Witt has no right to seek an allotment for his niece because he did not qualify under the valid requirements for an eligibility certificate. The summary judgment against him was proper. The question of Jarman's eligibility for a certificate was not decided by the district court because Jarman's action was dismissed at an early stage for procedural reasons.
V
Jarman's Failure to File Memorandum of Points and Authorities
The district court's dismissal of Jarman's action for failure to file a memorandum of points and authorities is reviewable for abuse of discretion. See Tolbert v. Leighton, 623 F.2d 585, 586 (9th Cir. 1980). In Tolbert, a dismissal for failure to attend a pretrial conference was an abuse of discretion where the case was only seven months old, no warning had been given, there was no other evidence of dilatoriness, and the court failed to consider less drastic, alternative sanctions. In Raiford v. Pounds, 640 F.2d 944, 945 (9th Cir. 1981) (per curiam), we held that dismissal should be imposed only in extreme circumstances, and only after consideration of less drastic alternatives.

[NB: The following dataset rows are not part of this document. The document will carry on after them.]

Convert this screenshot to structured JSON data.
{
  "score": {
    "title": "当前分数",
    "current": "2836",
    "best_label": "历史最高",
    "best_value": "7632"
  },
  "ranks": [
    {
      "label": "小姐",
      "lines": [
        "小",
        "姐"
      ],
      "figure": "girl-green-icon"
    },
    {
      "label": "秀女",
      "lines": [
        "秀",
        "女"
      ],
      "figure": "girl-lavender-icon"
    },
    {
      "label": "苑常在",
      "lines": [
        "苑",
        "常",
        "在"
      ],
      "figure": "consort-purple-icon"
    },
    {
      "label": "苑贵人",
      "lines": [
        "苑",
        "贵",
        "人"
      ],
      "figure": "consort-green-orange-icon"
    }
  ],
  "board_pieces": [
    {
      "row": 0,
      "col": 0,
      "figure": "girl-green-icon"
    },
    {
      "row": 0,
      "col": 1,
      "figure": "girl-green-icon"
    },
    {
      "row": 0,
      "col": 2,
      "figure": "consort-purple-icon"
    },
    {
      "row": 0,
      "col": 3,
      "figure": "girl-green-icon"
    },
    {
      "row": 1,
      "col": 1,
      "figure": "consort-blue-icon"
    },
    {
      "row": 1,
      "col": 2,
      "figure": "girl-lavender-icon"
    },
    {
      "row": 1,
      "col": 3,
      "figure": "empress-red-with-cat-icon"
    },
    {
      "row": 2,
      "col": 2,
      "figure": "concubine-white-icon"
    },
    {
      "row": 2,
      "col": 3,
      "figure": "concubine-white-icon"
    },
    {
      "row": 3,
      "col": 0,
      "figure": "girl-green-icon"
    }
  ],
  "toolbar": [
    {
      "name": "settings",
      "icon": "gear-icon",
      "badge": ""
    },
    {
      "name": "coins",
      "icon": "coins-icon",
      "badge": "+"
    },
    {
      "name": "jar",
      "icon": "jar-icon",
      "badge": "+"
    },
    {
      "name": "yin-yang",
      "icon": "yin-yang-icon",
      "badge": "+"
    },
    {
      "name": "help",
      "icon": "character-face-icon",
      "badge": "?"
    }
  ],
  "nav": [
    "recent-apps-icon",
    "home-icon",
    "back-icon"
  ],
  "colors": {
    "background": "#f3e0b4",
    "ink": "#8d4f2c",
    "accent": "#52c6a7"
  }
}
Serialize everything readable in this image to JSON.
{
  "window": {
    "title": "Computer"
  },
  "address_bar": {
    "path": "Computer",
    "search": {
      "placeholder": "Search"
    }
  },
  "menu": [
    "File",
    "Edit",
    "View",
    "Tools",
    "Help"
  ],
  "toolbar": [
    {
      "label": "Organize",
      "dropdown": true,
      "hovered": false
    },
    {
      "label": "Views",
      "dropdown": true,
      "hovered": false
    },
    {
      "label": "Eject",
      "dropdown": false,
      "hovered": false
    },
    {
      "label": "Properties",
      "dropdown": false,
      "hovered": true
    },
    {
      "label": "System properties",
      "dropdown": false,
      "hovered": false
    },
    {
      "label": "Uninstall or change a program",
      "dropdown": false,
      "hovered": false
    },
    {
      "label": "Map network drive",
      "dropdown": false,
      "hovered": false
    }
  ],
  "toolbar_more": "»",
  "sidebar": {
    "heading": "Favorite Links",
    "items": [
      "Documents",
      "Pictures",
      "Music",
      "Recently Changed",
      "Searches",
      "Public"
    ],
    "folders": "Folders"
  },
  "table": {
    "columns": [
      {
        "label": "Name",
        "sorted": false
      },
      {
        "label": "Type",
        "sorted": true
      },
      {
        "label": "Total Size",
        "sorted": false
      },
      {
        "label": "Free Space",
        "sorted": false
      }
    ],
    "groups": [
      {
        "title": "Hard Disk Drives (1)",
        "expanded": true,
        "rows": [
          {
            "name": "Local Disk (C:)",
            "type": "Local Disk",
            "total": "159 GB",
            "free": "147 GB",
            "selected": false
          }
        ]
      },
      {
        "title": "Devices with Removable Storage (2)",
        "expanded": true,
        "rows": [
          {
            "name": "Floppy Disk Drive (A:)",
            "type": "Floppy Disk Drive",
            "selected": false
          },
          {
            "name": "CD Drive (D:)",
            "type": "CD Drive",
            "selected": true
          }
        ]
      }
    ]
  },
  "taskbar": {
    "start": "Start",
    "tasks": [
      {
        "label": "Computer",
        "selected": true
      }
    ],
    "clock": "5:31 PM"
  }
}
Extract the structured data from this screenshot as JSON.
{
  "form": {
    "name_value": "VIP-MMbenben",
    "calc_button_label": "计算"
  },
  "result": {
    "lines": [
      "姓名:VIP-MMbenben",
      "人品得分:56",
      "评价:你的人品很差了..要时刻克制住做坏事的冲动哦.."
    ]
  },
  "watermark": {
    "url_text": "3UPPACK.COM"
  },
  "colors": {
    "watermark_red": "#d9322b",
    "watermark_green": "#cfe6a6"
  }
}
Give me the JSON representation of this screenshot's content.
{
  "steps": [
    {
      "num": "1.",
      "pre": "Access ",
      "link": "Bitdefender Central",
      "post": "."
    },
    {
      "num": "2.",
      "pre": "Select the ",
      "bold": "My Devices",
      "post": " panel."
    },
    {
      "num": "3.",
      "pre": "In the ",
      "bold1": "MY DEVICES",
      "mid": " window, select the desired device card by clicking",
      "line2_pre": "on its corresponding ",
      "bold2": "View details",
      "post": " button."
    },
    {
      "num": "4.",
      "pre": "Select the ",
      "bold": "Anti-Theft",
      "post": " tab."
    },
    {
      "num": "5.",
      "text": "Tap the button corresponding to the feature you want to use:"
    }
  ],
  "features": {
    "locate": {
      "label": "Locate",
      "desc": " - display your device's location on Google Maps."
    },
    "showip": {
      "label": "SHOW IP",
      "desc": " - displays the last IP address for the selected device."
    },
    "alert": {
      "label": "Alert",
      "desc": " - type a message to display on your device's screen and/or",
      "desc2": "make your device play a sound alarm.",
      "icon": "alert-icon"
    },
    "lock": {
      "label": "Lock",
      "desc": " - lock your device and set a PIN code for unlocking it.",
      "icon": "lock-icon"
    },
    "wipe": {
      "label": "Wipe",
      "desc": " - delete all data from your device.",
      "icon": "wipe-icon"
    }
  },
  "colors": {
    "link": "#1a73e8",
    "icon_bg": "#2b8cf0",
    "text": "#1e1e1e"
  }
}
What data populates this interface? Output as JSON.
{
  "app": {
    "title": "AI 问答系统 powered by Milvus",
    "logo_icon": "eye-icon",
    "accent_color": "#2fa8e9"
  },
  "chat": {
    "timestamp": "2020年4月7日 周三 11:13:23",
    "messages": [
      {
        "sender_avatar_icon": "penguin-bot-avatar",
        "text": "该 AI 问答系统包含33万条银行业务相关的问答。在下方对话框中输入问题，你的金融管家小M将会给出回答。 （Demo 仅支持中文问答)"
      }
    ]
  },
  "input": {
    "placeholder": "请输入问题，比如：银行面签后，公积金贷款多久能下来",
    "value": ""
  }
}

The Government filed its motion to dismiss on February 23, 1981, and the judge granted it by minute order in chambers March 20, 1981. The case had been filed only three months before. There is no indication in the record that the district judge considered the efficacy of alternative sanctions before dismissal, nor that Jarman, a pro se litigant, was given an express warning that he might suffer dismissal. Jarman's complaint reads like a brief and fully sets out his legal position and authorities.
Under these circumstances, we hold that the dismissal against Jarman for failure to file a memorandum of points and authorities opposing the Government's motion to dismiss was an abuse of discretion. On appeal, the Government does not attempt to defend the dismissal as a sanction but instead seeks affirmance on the grounds argued below: the constitutionality and propriety of the land classification system. Because the record below does not show whether Jarman had met or could have met the preconditions for an allotment, we decline to reach the issues of the constitutionality and propriety of the land classification. These issues will be decided by the district court, if necessary, after the development of the facts. The issues open on remand will include whether Jarman has acquired an eligibility certificate and whether he has filed a petition for reclassification of the tracts applied for if they are not already classified for public disposal.
Conclusion
Congress had the power to define who was an "Indian" for the purpose of receiving allotments. Under the statutes relating to the Dawes Commission, it defined members of the Cherokee and Choctaw tribes for eligibility for allotment of tribal land to include only persons who could trace ancestry to the Dawes Commission rolls. The numerous statutes show an intent that eligibility for allotment of public lands also be limited by the rolls. This eligibility standard is rationally related to Congress' unique obligation to the Indians, and thus, is constitutional. Since Witt could not qualify under the standard, the summary judgment on his action to enforce allotment rights is affirmed. We reverse the dismissal of Jarman's action for failure to file a memorandum of points and authorities because there is no indication in the record that any warning of the possibility of dismissal was given or that the district court could not have applied a less drastic sanction.
The summary judgment against Witt is AFFIRMED. The dismissal as to Jarman is REVERSED and REMANDED.